In primo luogo, spesso si è manifestato un divario drammatico tra la teoria di Freud e le ipotesi empiriche sviluppate dai ricercatori.

Illustrativo di questo è stato il modo in cui le idee teoriche di Freud circa l'associazione tra la depressione e le esperienze di perdita sono state messe alla prova.

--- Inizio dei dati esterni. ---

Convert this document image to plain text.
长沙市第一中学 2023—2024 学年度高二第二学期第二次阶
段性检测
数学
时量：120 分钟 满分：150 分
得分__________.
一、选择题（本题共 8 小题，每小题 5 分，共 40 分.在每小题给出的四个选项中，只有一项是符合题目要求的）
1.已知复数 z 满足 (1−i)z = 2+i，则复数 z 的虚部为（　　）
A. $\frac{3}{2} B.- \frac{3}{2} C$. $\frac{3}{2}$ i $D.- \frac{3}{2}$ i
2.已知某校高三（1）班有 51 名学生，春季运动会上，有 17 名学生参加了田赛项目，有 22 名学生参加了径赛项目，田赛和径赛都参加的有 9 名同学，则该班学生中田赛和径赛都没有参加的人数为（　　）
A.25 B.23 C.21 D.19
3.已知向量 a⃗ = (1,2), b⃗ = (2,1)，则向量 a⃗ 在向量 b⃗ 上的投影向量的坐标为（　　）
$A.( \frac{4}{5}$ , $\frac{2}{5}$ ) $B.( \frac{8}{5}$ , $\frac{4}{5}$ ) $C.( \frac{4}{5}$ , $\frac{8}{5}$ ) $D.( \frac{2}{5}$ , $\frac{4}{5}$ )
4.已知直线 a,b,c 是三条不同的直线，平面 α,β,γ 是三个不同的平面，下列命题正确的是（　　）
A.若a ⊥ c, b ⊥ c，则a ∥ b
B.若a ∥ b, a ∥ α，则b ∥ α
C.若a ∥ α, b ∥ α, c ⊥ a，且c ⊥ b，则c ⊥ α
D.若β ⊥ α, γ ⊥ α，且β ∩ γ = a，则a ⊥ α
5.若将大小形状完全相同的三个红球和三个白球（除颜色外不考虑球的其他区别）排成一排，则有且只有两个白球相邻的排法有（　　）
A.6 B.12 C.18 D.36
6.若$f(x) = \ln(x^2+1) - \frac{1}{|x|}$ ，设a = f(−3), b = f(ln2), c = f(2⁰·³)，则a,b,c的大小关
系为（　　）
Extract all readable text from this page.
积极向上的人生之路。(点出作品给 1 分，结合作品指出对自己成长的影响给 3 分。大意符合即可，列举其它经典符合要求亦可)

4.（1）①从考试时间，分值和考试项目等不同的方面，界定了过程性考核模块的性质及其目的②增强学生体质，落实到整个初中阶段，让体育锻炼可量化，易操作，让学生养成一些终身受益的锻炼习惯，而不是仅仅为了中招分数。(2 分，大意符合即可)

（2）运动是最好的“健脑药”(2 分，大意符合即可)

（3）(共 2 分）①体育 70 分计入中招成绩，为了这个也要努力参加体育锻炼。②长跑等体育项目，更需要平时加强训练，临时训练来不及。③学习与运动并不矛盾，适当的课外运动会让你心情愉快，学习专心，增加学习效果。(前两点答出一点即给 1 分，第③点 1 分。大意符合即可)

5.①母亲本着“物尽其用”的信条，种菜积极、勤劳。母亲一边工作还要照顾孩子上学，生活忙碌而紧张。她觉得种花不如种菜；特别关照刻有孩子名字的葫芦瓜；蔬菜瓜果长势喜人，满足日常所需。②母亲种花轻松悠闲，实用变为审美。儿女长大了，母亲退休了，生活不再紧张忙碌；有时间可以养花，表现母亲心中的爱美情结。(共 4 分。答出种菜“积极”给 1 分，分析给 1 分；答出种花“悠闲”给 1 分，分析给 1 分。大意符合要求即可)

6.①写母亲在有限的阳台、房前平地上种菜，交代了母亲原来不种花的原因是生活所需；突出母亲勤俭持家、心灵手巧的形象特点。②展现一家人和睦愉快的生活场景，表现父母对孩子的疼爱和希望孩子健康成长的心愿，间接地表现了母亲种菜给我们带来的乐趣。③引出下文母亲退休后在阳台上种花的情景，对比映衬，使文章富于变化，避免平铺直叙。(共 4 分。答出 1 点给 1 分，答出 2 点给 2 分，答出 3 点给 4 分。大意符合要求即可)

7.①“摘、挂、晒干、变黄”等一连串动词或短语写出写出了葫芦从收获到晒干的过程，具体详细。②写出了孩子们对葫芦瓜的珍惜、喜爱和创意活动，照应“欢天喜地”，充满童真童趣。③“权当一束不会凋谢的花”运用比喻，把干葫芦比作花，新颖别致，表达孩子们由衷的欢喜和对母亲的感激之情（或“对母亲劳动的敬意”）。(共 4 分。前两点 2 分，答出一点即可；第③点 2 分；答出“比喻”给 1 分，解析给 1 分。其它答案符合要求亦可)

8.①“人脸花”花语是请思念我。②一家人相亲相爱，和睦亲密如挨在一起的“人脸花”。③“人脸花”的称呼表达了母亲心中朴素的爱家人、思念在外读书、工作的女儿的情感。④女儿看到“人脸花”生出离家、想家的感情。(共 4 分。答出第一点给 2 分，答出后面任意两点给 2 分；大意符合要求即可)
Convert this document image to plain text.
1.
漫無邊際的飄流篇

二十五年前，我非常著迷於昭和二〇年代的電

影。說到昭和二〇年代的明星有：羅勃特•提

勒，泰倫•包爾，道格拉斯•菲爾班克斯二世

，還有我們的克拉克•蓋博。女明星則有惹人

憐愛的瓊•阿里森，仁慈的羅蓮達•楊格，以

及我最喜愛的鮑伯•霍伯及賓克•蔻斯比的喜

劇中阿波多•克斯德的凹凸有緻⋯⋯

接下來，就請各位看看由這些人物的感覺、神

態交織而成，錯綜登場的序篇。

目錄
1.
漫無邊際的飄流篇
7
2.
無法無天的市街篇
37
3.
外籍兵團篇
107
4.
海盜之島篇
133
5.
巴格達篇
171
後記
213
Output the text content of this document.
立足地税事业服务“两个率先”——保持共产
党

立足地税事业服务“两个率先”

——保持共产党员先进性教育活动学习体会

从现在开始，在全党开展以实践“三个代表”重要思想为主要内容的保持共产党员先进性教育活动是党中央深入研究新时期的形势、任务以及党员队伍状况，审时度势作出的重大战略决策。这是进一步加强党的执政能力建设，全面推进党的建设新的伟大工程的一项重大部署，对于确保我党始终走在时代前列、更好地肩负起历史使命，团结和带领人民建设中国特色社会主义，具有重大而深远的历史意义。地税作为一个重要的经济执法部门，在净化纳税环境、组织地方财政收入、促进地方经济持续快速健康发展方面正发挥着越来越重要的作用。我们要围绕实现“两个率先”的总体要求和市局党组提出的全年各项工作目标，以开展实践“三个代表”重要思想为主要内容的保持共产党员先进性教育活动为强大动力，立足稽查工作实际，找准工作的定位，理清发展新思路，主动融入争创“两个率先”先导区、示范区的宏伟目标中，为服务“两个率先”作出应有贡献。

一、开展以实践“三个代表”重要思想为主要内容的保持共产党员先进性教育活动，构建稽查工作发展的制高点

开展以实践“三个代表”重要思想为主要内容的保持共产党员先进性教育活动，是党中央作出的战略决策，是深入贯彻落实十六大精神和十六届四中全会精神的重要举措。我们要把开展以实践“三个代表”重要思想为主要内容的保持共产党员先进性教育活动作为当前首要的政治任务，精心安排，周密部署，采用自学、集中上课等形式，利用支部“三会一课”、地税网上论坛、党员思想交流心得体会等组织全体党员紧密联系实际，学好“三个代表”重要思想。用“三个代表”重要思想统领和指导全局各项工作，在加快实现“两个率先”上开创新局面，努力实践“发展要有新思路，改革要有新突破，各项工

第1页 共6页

In questo contesto, Fisher e Greenberg, hanno osservato che “con eccezioni minori, i ricercatori hanno scelto di definire la perdita in termini di perdita significativa di figure familiari (principalmente i genitori) di solito a causa della morte”.

Tuttavia, anche una lettura superficiale dell'opera di Freud (1917) “Lutto e Melanconia” sarebbe sufficiente a dimostrare che la sua nozione di perdita è situata su un livello diverso.

Freud afferma che “nella melanconia, le occasioni che danno origine alla malattia si estendono per la maggior parte oltre il chiaro caso di una perdita per morte e comprende tutte quelle situazioni di essere scoraggiati, trascurati o delusi, che possono innescare sentimenti di amore opposti o rinforzare un'ambivalenza già esistente” (Freud, 1917, p.251)

Per Freud non vi è ragione di credere che una perdita - sia per morte, divorzio, o qualsiasi altra ragione – dovrebbe necessariamente portare alla depressione se non è legato alla sensazioni di essere delusi e se non introduce una profonda ambivalenza verso ciò che è perduto.

Fisher e Greenberg, revisionando le ricerche empiriche sull'associazione tra la depressione e la perdita concludono che “ i sintomi di un importante segmento di coloro che diventano clinicamente depressi non hanno, in alcun modo empirico, dimostrato di essere innescati da una perdita”.

Ciò che però risulta ironico rispetto a tali osservazione è che sono presentati come parte di un argomento che contrasta la validità della teoria freudiana.

Il secondo problema della ricerca empirica sulla teoria Freudiana della depressione è che praticamente si è sempre concentrata su associazioni isolate tra depressione e variabili teoricamente correlate, come la perdita, l'identificazione narcisistica, la sensibilità, l'introiezione dell'aggressività, ambivalenza, e così via.

E' chiaro, tuttavia, che in uno stato isolato, le variabili sono potenzialmente correlate ad una varietà di altri tipi di psicopatologie.

Ad esempio, l'ambivalenza può essere associata con nevrosi ossessive, sensazioni di isteria, identificazione narcisistica con la psicosi.

Come verrà mostrato in questo studio, il testo di Freud indica chiaramente che le espressioni isolate di queste diverse caratteristiche non dovrebbero essere considerate tipiche della depressione.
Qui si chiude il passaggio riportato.